These past few months have been a time of reflection, introspection and thoughtfulness. Of course there have been many other things going through my head too: aprehention of the unknown, feelings of anxiety and loss. It has been a stange experience. One that everyone is going through differentlly. A time that has been isolating and yet somehow bringing togetherness. This picture is of my home studio (i.e. the kitchen table) this morning. Listening to The Jealous Curator podcast, which I highly recomend, and going through a giant stack of photos, books and alblums from my family history (thank you, mom and dad!).
Earlier this year I was invited to partisipate in an exhibition in Russia. I have been working on my piece for this exhibition since the beginning of March. It is a break from my usual focus of interest (whales, of course) and is by far the most personal art project I have worked on yet. I feel this time period in contemportary history has influenced my project. An intensity of reflectiveness in my day-to-day life. Sorting through an old suitcase of musty-smelling black and white photographs of family members is like holding the past in my hands. Photos that were taken over a hundred years ago of people I don’t know, but I know they are important to my family history. Searching faces for resemblances. Trying to discover something about these people that can no longer tell their story. Seeking to find connection. The pictures are mixed together. Some from Russia, some from the Canadian prairies. Sometimes the backs have writing. I assume the writer is explaining who the people were or where it was taken. A jumble of faded handwriting. Sometimes in English, sometimes in Low German and sometimes in Russian. I find it interesting how the black and white evens out the differences of time and place, making it difficult to tell apart. I can’t help my inner dialogue as I look at these faces. This couple was my great great great grandparents… I wonder what they were thinking when this photo was taken? Was this a special occasion? Was it their first time being photographed? I wonder what they would think if they knew that many years later their photo would make it’s way from person to person into my hands and that I would be carefully and critically observing and then painting them? What would they think of me? And so on. What difficult lives these people lead. Pioneering and farming. Fleeing as refugees. Living through wars. Loosing children. It is hard painting protraits knowing their future and that sometimes they passed away not long after the photo was taken. My family history (and many other’s too) is rich with sacrifice and love and sorrow and victory.
I have been enjoying this project (although it has also been emtotionally tiring at points). Art is a great way to process. Not only processing the photos, but also the time period I am living through now. A time of calmness and reflection. As some of you may also know, my grandmother passed away at the end of March.

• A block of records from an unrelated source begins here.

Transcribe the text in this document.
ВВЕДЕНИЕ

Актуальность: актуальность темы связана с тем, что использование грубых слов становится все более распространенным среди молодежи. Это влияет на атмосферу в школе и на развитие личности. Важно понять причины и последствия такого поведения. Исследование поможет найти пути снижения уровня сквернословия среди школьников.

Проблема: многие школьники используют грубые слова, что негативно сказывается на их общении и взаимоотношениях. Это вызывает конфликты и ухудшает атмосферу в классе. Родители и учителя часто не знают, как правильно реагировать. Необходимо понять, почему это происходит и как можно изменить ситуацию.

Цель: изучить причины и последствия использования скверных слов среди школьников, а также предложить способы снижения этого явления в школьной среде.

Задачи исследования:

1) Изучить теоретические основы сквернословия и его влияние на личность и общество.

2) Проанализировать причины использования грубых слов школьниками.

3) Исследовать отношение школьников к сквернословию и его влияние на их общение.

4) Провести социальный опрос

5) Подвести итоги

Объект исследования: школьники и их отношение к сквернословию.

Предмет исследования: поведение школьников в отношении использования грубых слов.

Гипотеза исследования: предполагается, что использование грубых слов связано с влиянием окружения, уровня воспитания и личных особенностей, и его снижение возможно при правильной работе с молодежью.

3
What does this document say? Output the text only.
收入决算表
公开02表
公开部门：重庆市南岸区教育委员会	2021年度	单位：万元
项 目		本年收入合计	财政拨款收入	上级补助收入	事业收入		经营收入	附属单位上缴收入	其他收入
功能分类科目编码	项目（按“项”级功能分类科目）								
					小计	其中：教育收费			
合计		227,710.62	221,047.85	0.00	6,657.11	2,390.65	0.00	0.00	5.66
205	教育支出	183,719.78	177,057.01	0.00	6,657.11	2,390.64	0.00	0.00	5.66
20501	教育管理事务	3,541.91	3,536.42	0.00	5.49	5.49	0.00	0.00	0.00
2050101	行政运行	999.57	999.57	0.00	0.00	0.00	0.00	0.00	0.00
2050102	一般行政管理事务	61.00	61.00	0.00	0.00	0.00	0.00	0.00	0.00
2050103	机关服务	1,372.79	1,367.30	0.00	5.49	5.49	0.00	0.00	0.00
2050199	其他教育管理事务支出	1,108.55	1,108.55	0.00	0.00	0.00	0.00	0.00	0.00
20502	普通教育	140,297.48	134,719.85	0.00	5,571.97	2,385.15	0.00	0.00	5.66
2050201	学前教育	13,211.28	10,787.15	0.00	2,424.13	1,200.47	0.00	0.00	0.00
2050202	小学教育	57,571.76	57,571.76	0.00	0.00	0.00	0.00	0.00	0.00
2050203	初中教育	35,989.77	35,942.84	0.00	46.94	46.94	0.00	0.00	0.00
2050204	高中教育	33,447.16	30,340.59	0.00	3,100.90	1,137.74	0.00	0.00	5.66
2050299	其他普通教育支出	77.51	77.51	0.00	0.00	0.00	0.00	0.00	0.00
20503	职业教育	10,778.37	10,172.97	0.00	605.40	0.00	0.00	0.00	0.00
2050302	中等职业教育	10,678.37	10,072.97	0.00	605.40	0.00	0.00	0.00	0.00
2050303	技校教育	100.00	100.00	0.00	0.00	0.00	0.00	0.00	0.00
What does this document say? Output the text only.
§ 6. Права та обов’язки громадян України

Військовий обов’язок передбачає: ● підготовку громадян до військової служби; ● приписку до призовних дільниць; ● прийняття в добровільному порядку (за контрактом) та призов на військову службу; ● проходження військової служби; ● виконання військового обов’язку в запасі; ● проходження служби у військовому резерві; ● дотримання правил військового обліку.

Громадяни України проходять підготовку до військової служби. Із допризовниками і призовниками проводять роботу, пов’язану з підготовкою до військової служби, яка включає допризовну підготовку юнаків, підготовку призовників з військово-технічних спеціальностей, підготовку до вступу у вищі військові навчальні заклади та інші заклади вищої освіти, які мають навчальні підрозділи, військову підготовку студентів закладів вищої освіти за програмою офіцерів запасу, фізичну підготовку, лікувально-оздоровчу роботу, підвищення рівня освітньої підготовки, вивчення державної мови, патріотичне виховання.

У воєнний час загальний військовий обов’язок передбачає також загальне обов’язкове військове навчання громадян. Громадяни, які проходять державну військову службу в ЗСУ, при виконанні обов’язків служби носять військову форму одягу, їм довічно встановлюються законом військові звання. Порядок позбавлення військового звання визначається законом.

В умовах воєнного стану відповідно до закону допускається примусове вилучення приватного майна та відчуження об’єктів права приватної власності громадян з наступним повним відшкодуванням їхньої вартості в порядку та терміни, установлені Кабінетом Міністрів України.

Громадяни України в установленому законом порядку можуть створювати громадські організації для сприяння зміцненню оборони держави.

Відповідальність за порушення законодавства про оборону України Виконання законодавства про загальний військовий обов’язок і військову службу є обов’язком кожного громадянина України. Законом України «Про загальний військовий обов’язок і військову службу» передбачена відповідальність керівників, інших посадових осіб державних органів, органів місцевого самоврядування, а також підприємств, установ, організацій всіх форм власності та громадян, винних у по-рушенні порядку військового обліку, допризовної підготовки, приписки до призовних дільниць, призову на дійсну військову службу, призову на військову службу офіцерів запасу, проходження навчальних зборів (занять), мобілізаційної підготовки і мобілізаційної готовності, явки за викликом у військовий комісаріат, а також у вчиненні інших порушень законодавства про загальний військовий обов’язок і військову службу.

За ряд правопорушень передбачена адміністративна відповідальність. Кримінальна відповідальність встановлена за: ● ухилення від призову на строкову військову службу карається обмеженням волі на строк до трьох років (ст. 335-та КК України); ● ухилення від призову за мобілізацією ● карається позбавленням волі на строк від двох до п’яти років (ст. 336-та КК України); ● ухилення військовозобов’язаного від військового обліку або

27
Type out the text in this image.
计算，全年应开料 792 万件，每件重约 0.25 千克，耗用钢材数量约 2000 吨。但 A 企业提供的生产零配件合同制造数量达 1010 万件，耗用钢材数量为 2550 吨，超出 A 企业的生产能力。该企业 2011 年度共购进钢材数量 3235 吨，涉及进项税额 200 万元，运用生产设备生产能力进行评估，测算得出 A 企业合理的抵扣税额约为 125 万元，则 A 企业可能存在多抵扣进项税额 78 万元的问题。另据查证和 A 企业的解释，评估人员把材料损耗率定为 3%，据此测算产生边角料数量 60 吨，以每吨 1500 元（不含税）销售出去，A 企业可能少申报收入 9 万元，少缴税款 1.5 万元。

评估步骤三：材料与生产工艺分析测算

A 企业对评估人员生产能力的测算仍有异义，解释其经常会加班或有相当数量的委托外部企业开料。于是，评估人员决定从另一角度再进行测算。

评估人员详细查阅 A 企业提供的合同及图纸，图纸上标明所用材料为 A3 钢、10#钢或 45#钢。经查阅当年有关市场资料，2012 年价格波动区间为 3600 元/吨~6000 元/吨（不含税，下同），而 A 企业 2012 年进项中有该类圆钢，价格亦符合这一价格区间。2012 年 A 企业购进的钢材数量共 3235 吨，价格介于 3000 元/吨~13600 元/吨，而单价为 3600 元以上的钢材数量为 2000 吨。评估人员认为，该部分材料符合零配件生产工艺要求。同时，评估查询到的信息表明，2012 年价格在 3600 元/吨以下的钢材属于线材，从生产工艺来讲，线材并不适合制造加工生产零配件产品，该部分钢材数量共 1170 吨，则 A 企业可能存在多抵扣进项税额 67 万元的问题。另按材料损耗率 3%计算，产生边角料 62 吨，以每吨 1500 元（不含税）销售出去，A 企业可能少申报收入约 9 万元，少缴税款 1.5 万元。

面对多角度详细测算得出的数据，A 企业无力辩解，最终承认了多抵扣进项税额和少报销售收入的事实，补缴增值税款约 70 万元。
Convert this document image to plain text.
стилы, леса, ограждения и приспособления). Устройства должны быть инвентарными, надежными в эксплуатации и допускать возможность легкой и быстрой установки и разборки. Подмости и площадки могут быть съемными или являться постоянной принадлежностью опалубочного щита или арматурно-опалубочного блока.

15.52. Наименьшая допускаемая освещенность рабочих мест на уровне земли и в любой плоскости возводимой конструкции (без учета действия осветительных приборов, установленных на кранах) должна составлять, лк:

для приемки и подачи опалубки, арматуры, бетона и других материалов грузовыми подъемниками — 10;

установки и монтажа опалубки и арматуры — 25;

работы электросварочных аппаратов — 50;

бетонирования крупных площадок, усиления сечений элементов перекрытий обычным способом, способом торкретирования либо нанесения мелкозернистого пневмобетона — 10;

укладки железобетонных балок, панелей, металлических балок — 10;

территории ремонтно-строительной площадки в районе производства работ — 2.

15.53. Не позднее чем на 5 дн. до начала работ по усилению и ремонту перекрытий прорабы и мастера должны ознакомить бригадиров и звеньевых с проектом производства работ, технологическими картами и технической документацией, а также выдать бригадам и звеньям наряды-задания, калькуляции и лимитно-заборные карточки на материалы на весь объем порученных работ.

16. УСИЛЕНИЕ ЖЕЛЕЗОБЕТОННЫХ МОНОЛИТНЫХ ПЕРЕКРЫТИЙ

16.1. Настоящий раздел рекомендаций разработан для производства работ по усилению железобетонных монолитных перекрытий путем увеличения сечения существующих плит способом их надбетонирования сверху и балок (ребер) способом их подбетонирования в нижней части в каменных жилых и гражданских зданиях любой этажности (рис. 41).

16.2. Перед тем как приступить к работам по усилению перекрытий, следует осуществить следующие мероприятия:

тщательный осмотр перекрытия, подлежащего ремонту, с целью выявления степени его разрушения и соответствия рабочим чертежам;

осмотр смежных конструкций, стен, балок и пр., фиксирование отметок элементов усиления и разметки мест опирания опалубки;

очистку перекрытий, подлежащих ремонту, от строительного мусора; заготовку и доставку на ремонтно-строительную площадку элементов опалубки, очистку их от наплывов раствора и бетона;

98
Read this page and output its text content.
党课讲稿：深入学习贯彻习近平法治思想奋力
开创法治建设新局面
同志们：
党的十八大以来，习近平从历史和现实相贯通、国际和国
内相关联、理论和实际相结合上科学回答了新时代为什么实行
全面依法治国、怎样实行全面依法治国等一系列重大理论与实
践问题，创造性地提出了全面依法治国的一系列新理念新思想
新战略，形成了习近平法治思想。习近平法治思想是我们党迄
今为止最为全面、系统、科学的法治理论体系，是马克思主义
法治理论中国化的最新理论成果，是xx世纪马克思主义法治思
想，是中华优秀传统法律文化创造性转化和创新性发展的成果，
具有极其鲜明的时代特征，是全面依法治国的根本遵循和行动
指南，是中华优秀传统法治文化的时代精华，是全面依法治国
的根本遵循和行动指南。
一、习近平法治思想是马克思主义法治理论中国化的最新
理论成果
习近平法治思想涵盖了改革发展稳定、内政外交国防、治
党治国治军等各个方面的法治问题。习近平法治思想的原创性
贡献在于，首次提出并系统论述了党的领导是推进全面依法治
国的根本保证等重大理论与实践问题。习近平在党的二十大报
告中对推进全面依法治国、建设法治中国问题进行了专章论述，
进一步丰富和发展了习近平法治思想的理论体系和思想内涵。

She was my last living grandparent. 99.5 years old. My parents have been taking care of her as she lived with them in their home for 8 years. Over these years, and especially over the past year as I was able to help with her care, I have developed a deep relationship with her and it has been difficult to let go. Sorting through misculanious stack of black and white photos I realize that she was also my connection to these faces I don’t know. I need to create something tangible out of the efermality of lost memories.
To be honest, I have felt a little burnt out this week. But really, it has been a long four months. Sometimes you just need to take a break. Today I desided that before I get too involved in what I “need to do today” I would take a moment to write down my thoughts, take some pitures and share them here with you. It is a beautiful journey to learn about the past and I am so thankful to have access to these pictures and family history books. These past few months have been strange and I hope you are doing okay too. Maybe it is time to stop, take a little break and do some reflecting. I would love to hear about how you have been filling your time and dealing with the past few months.